Pursuant to 29 CFR 90.18(c) reconsideration may be granted under
the following circumstances:
(1) If it appears on the basis of facts not previously considered
that the determination complained of was erroneous;
(2) If it appears that the determination complained of was based on
a mistake
[[Page 27562]]
in the determination of facts not previously considered; or
(3) If in the opinion of the Certifying Officer, a mis-
interpretation of facts or of the law justified reconsideration of the
decision.
The TAA petition, which was filed on behalf of workers at
Ameridrives International, LLC, Erie, Pennsylvania engaged in the
production of industrial couplings, was denied based on the findings
that during the relevant time period, sales and production of
industrial couplings at the subject firm did not decrease and no shift
in production to a foreign country occurred.
In the request for reconsideration, the petitioners provided the
same reasons, as in the initial petition, why workers of the subject
firm should be eligible for TAA. In particular, the petitioners alleged
that a 202.5 Spacer (Part 079507-001) ``at one time was
machined complete at Ameridrives and is now being manufactured at Great
Taiwan Gear in Taiwan.''
The company official was contacted to address this allegation. The
official indicated that production of 202.5 Spacer (Part
079507-001) ceased at the subject firm in 2005.

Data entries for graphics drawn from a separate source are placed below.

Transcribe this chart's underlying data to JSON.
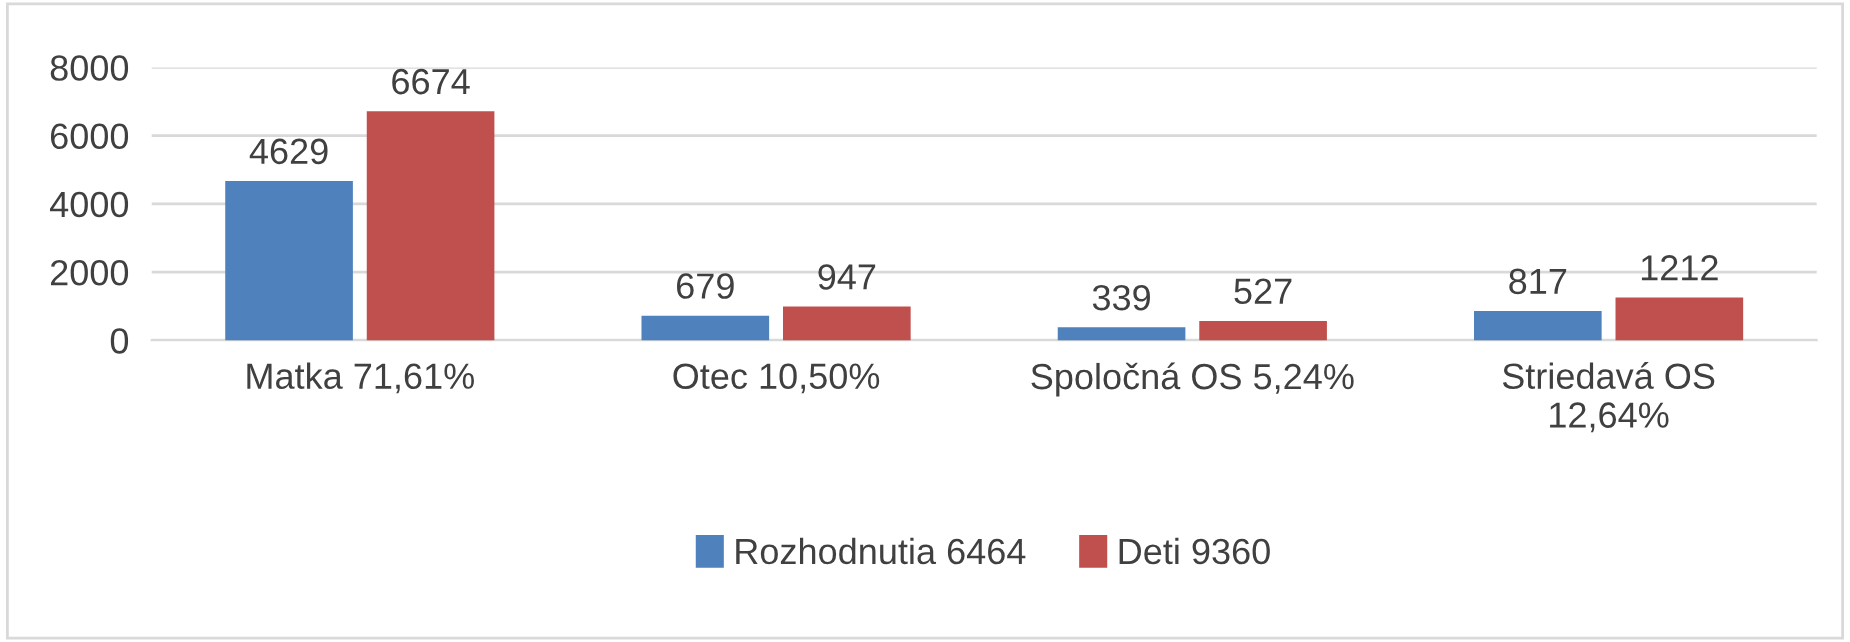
{
  "chart_data": {
    "type": "bar",
    "categories": [
      "Matka 71,61%",
      "Otec 10,50%",
      "Spoločná OS 5,24%",
      "Striedavá OS\n12,64%"
    ],
    "series": [
      {
        "name": "Rozhodnutia 6464",
        "color": "#4f81bd",
        "values": [
          4629,
          679,
          339,
          817
        ]
      },
      {
        "name": "Deti 9360",
        "color": "#c0504d",
        "values": [
          6674,
          947,
          527,
          1212
        ]
      }
    ],
    "ylim": [
      0,
      8000
    ],
    "yticks": [
      0,
      2000,
      4000,
      6000,
      8000
    ],
    "grid": "y",
    "legend": "bottom",
    "data_labels": true
  }
}
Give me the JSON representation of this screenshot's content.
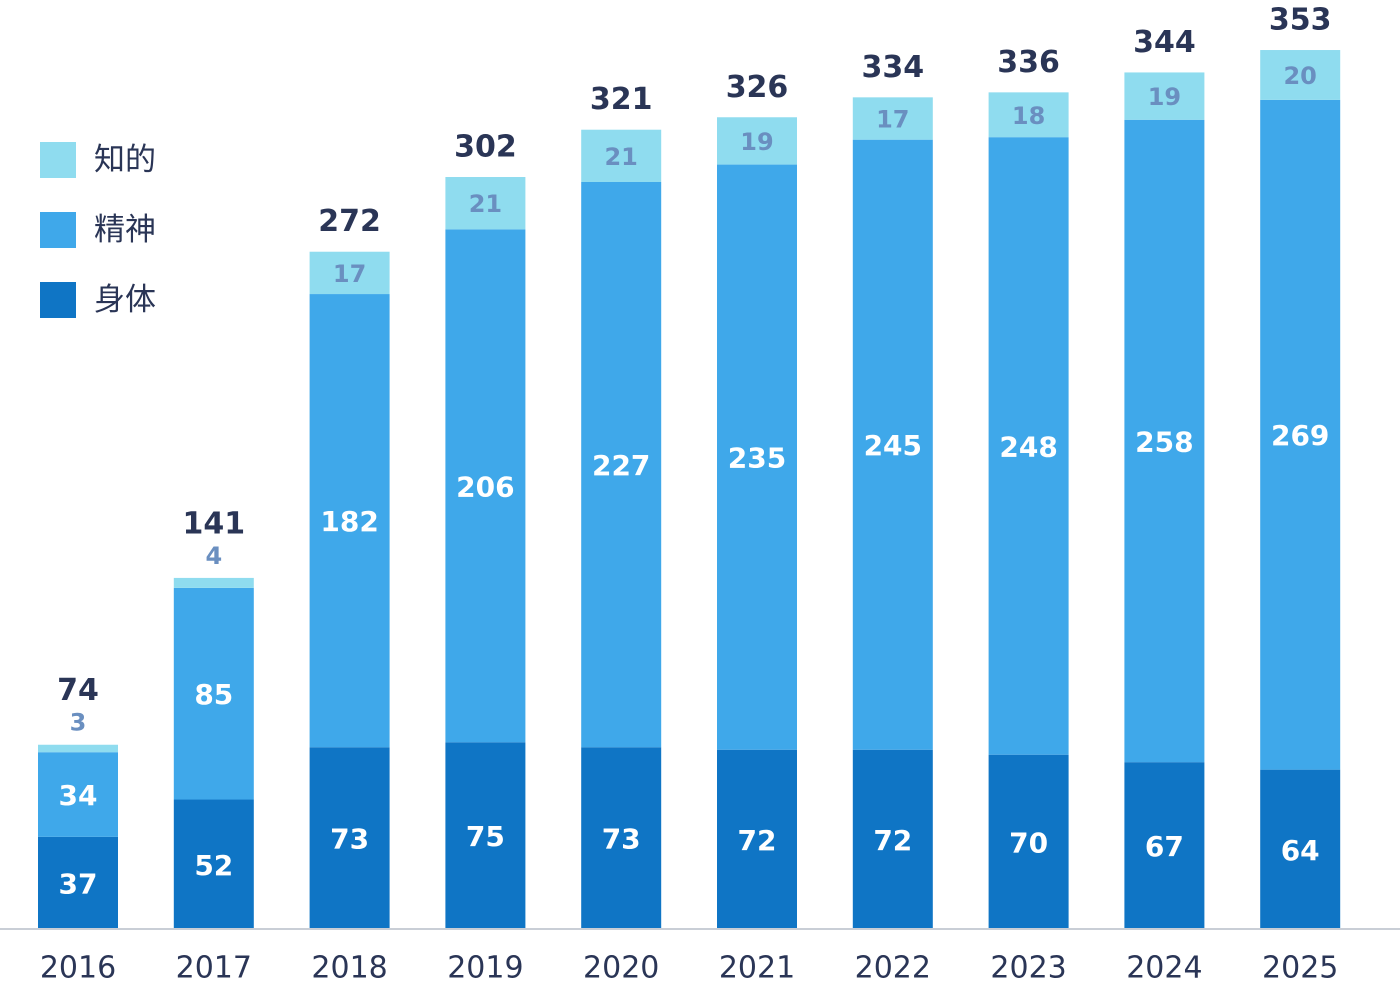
{
  "chart_data": {
    "type": "bar",
    "stacked": true,
    "title": "",
    "xlabel": "",
    "ylabel": "",
    "ylim": [
      0,
      360
    ],
    "grid": false,
    "legend_position": "top-left",
    "categories": [
      "2016",
      "2017",
      "2018",
      "2019",
      "2020",
      "2021",
      "2022",
      "2023",
      "2024",
      "2025"
    ],
    "series": [
      {
        "name": "身体",
        "color": "#0f75c5",
        "values": [
          37,
          52,
          73,
          75,
          73,
          72,
          72,
          70,
          67,
          64
        ]
      },
      {
        "name": "精神",
        "color": "#3fa8ea",
        "values": [
          34,
          85,
          182,
          206,
          227,
          235,
          245,
          248,
          258,
          269
        ]
      },
      {
        "name": "知的",
        "color": "#8fdcef",
        "values": [
          3,
          4,
          17,
          21,
          21,
          19,
          17,
          18,
          19,
          20
        ]
      }
    ],
    "totals": [
      74,
      141,
      272,
      302,
      321,
      326,
      334,
      336,
      344,
      353
    ],
    "legend_order": [
      "知的",
      "精神",
      "身体"
    ],
    "label_colors": {
      "inside": "#ffffff",
      "small": "#6a8fc0",
      "total": "#2a3556"
    }
  }
}
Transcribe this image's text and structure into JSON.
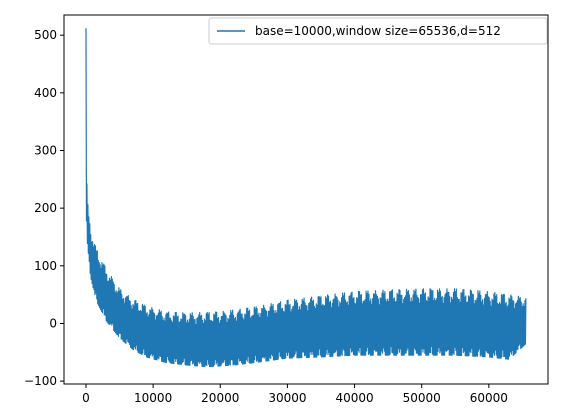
{
  "chart_data": {
    "type": "line",
    "title": "",
    "xlabel": "",
    "ylabel": "",
    "xlim": [
      -3277,
      68813
    ],
    "ylim": [
      -105,
      535
    ],
    "x_ticks": [
      0,
      10000,
      20000,
      30000,
      40000,
      50000,
      60000
    ],
    "y_ticks": [
      -100,
      0,
      100,
      200,
      300,
      400,
      500
    ],
    "grid": false,
    "legend": {
      "placement": "top-right"
    },
    "series": [
      {
        "name": "base=10000,window size=65536,d=512",
        "color": "#1f77b4",
        "envelope_upper": [
          [
            0,
            512
          ],
          [
            100,
            260
          ],
          [
            300,
            200
          ],
          [
            700,
            165
          ],
          [
            1500,
            130
          ],
          [
            3000,
            95
          ],
          [
            5000,
            60
          ],
          [
            7000,
            42
          ],
          [
            9000,
            30
          ],
          [
            12000,
            20
          ],
          [
            15000,
            18
          ],
          [
            20000,
            20
          ],
          [
            25000,
            28
          ],
          [
            30000,
            40
          ],
          [
            35000,
            48
          ],
          [
            40000,
            55
          ],
          [
            45000,
            58
          ],
          [
            50000,
            60
          ],
          [
            55000,
            60
          ],
          [
            60000,
            55
          ],
          [
            63000,
            50
          ],
          [
            65535,
            45
          ]
        ],
        "envelope_lower": [
          [
            0,
            200
          ],
          [
            100,
            150
          ],
          [
            300,
            120
          ],
          [
            700,
            80
          ],
          [
            1500,
            40
          ],
          [
            3000,
            5
          ],
          [
            5000,
            -25
          ],
          [
            7000,
            -45
          ],
          [
            9000,
            -58
          ],
          [
            12000,
            -68
          ],
          [
            15000,
            -72
          ],
          [
            18000,
            -75
          ],
          [
            22000,
            -72
          ],
          [
            25000,
            -68
          ],
          [
            30000,
            -60
          ],
          [
            35000,
            -58
          ],
          [
            40000,
            -55
          ],
          [
            45000,
            -55
          ],
          [
            50000,
            -55
          ],
          [
            55000,
            -55
          ],
          [
            60000,
            -58
          ],
          [
            63000,
            -62
          ],
          [
            65535,
            -35
          ]
        ]
      }
    ]
  }
}
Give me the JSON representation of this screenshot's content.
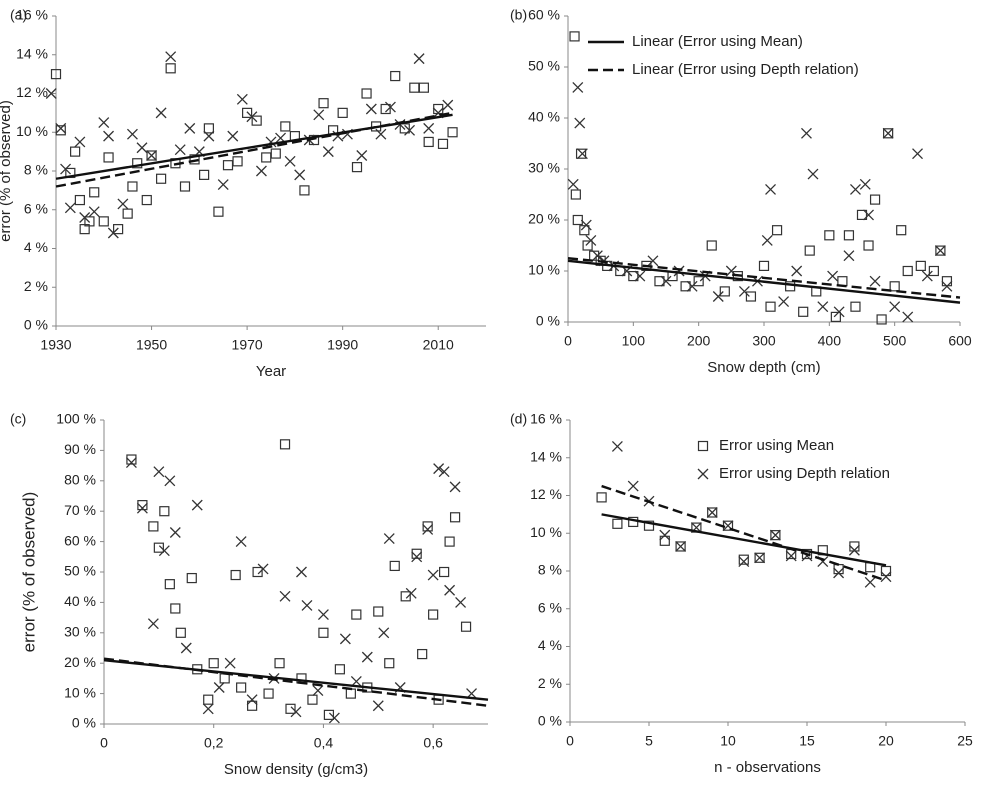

When assessing eligibility for TAA, the Department exclusively
considers production during the relevant time period (one year prior to
the date of the petition). Therefore, events occurring in 2005 are
outside of the relevant time period and are not relevant in this
investigation.
The petitioners also stated that ``large universal joint components
such as yokes, crosses and roller bearings are now all purchased from
China''.
The company official stated that yokes, crosses and roller bearings
are ``raw state materials'' used in the production of industrial
couplings. The official also stated that since 1999 manufacturing of
these parts have been outsourced to other companies as they were no
longer produced at the subject firm.
The petitioners attached two documents showing Ameridrives foreign
sister facilities, where ``products formerly made in Erie could be
possibly now be manufactured.''
According to the company official, none of the Ameridrives foreign
facilities manufacture like or directly competitive products with
industrial couplings manufactured by the subject facility in Erie,
Pennsylvania.
The petitioner did not supply facts not previously considered; nor
provide additional documentation indicating that there was either (1) a
mistake in the determination of facts not previously considered or (2)
a misinterpretation of facts or of the law justifying reconsideration
of the initial determination.
After careful review of the request for reconsideration, the
Department determines that 29 CFR 90.18(c) has not been met.
Conclusion
After review of the application and investigative findings, I
conclude that there has been no error or misinterpretation of the law
or of the facts which would justify reconsideration of the Department
of Labor's prior decision. Accordingly, the application is denied.
Signed at Washington, DC, this 7th day of May, 2008.
Elliott S. Kushner,
Certifying Officer, Division of Trade Adjustment Assistance.